大きな鏡は文音と他の10人が透明な壁で隔てられたかのように立つ姿を映し出す。自身に突き刺さる10人分の視線と静寂に耐えかねて、文音はそっと口を開く。
「な、七星、文音です……」
「文音ちゃんか~! 文音ちゃん。ようこそ、ドリームテイルへ! あなたはここで、何を叶えたい?」
文音はほとんど囁き声のような声色で答えた。
「小説の……。題材が欲しいのです」
ふと彼女の前髪の隙間から、黒縁のメガネと赤い瞳が覗く。今にも影に溶けてしまいそうな七星文音が11人目の仲間に加わった。
歌声は声量に欠け、ダンスもぎこちない。練習着すら少しオーバーサイズな臙脂色のジャージ姿である文音は、誰がどう見ても垢抜けないただの文学少女だ。
それでも、彼女は10人の個性を1人で塗りつぶしてしまうほどの小説とは違う特技を持っていた。文音はその個性の存在を周囲に悟られぬようにドリームテイルの中で数か月過ごした。
アイドルのことを一切知らない文音は、今日も練習に打ち込むメンバーの姿を見ながらメモ帳にペンを走らせていた。
その姿に気づいたまほろが、彼女の様子をそっと窺う。視線が合うと、文音はびくりと肩を跳ねさせ、メモ帳を抱きしめるように自分の方へ引き寄せる。

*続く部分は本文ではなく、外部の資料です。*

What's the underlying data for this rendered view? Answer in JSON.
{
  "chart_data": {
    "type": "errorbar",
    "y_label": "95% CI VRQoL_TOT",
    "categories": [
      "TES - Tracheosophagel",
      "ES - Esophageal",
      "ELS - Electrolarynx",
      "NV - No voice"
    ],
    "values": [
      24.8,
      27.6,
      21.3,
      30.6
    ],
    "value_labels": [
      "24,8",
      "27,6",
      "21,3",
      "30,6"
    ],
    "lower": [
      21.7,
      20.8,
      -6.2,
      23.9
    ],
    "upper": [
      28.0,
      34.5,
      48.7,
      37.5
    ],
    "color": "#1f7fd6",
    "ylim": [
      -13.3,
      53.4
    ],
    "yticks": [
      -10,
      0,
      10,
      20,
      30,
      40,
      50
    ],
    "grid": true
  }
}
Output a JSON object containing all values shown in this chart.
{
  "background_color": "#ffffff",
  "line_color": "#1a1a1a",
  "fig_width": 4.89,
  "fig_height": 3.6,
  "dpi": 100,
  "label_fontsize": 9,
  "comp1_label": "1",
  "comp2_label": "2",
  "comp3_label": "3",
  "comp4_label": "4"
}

まほろからも一瞬見えたそれには、これまでゆめみたちが互いに交わしてきたアドバイスがびっしりと書き込まれていた。
「な、何か、ありましたか……?」
「ううん。すごく勉強熱心なんだなって感じただけですよ」
「何が小説の題材に、私がここで活動するときの道しるべになるかまだ分かりませんから……。すべて書き記しておかないと、後悔してしまいそうな気がしたのです」
この七星文音が、そう遠くないうちに『文音さま』と彼女を崇拝するほどのファンを大量に生み出すことになる。
そして神のように祭り上げられた彼女を救うべく、ゆめみ以上の強引さを持つ人間がここへ乗り込んでくることとなる。
この時のゆめみたちは、誰ひとりとしてそんな未来を予想できなかった。